Now YouTube says that they have taken a second step urged by EFF: essentially ignoring their account cookies for videos viewed on Whitehouse.gov. Ordinarily, YouTube maintains a record of every YouTube video you’ve ever viewed, associated with your YouTube account, through use of the YouTube cookie. Now, they’ve agreed to exempt videos embedded on Whitehouse.gov from this logging.

This is a good step and we commend YouTube and the Government for taking it. It shows that they recognize that tracking the government videos that Americans view is creepy and wrong. It also shows that Google/YouTube technologists can build and offer clever, useful privacy-protective modifications to their standard software.

Now we'd like to see them turn that cleverness to other places, not just the White House. Google/YouTube should offer this same "tracking-free" viewing to others. Human rights videos, politically sensitive videos, or even ordinary videos where viewers may want privacy should all be available without tracking. This is all the more important given the recent announcement that your YouTube viewing habits are being linked to your general Google dossier.

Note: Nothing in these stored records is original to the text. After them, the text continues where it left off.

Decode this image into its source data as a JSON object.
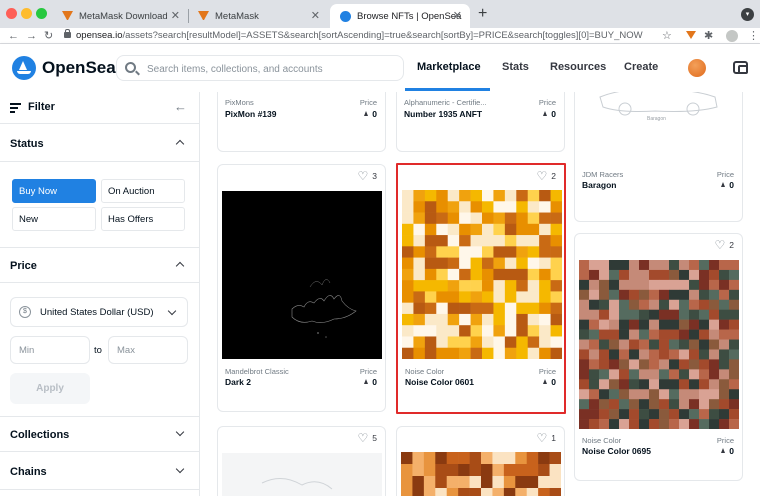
{
  "browser": {
    "tabs": [
      {
        "title": "MetaMask Download",
        "close": "✕"
      },
      {
        "title": "MetaMask",
        "close": "✕"
      },
      {
        "title": "Browse NFTs | OpenSea",
        "close": "✕"
      }
    ],
    "new_tab": "+",
    "url_host": "opensea.io",
    "url_path": "/assets?search[resultModel]=ASSETS&search[sortAscending]=true&search[sortBy]=PRICE&search[toggles][0]=BUY_NOW"
  },
  "header": {
    "brand": "OpenSea",
    "search_placeholder": "Search items, collections, and accounts",
    "nav": [
      "Marketplace",
      "Stats",
      "Resources",
      "Create"
    ]
  },
  "sidebar": {
    "filter_title": "Filter",
    "status": {
      "label": "Status",
      "buttons": [
        "Buy Now",
        "On Auction",
        "New",
        "Has Offers"
      ],
      "selected": "Buy Now"
    },
    "price": {
      "label": "Price",
      "currency": "United States Dollar (USD)",
      "min_placeholder": "Min",
      "to": "to",
      "max_placeholder": "Max",
      "apply": "Apply"
    },
    "collections_label": "Collections",
    "chains_label": "Chains"
  },
  "cards": [
    {
      "collection": "PixMons",
      "name": "PixMon #139",
      "price_label": "Price",
      "price": "0"
    },
    {
      "collection": "Alphanumeric - Certifie...",
      "name": "Number 1935 ANFT",
      "price_label": "Price",
      "price": "0"
    },
    {
      "collection": "JDM Racers",
      "name": "Baragon",
      "price_label": "Price",
      "price": "0",
      "art_caption": "Baragon"
    },
    {
      "collection": "Mandelbrot Classic",
      "name": "Dark 2",
      "price_label": "Price",
      "price": "0",
      "favorites": "3"
    },
    {
      "collection": "Noise Color",
      "name": "Noise Color 0601",
      "price_label": "Price",
      "price": "0",
      "favorites": "2"
    },
    {
      "collection": "Noise Color",
      "name": "Noise Color 0695",
      "price_label": "Price",
      "price": "0",
      "favorites": "2"
    },
    {
      "favorites": "5"
    },
    {
      "favorites": "1"
    }
  ],
  "colors": {
    "accent": "#2081e2",
    "highlight": "#e02a2a",
    "noise_orange": [
      "#f5b800",
      "#e88f00",
      "#c96a14",
      "#fbe9c8",
      "#f0a20e",
      "#b85a12",
      "#ffd24d",
      "#fff7ea"
    ],
    "noise_muted": [
      "#a34a2c",
      "#3d4d42",
      "#c58a78",
      "#7a3024",
      "#556b5f",
      "#d9a294",
      "#8a5a3c",
      "#2f3a36",
      "#b8664a"
    ],
    "noise_copper": [
      "#c8621c",
      "#e8943e",
      "#8a3a10",
      "#f4b06a",
      "#a84c16",
      "#fbe3c2"
    ]
  }
}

In addition, the government should adopt "tracking-free" videos across the board for all government websites. Viewers of videos from the Internal Revenue Service, the Federal Bureau of Investigation, your member of Congress and other governmental entities deserve the same privacy protection that viewers of the President's speeches. And since we're on the subject, we'd like a response to our January 27 and February 11 letters to the White House Counsel seeking the waiver that he provided to Whitehouse.gov to allow it to use cookies in the first place.

As we've said before, privacy concerns don't begin and end with the use of cookies. Along with CDT, we've proposed a better approach to privacy on government websites. Nevertheless, YouTube has taken a good step in the right direction with this change.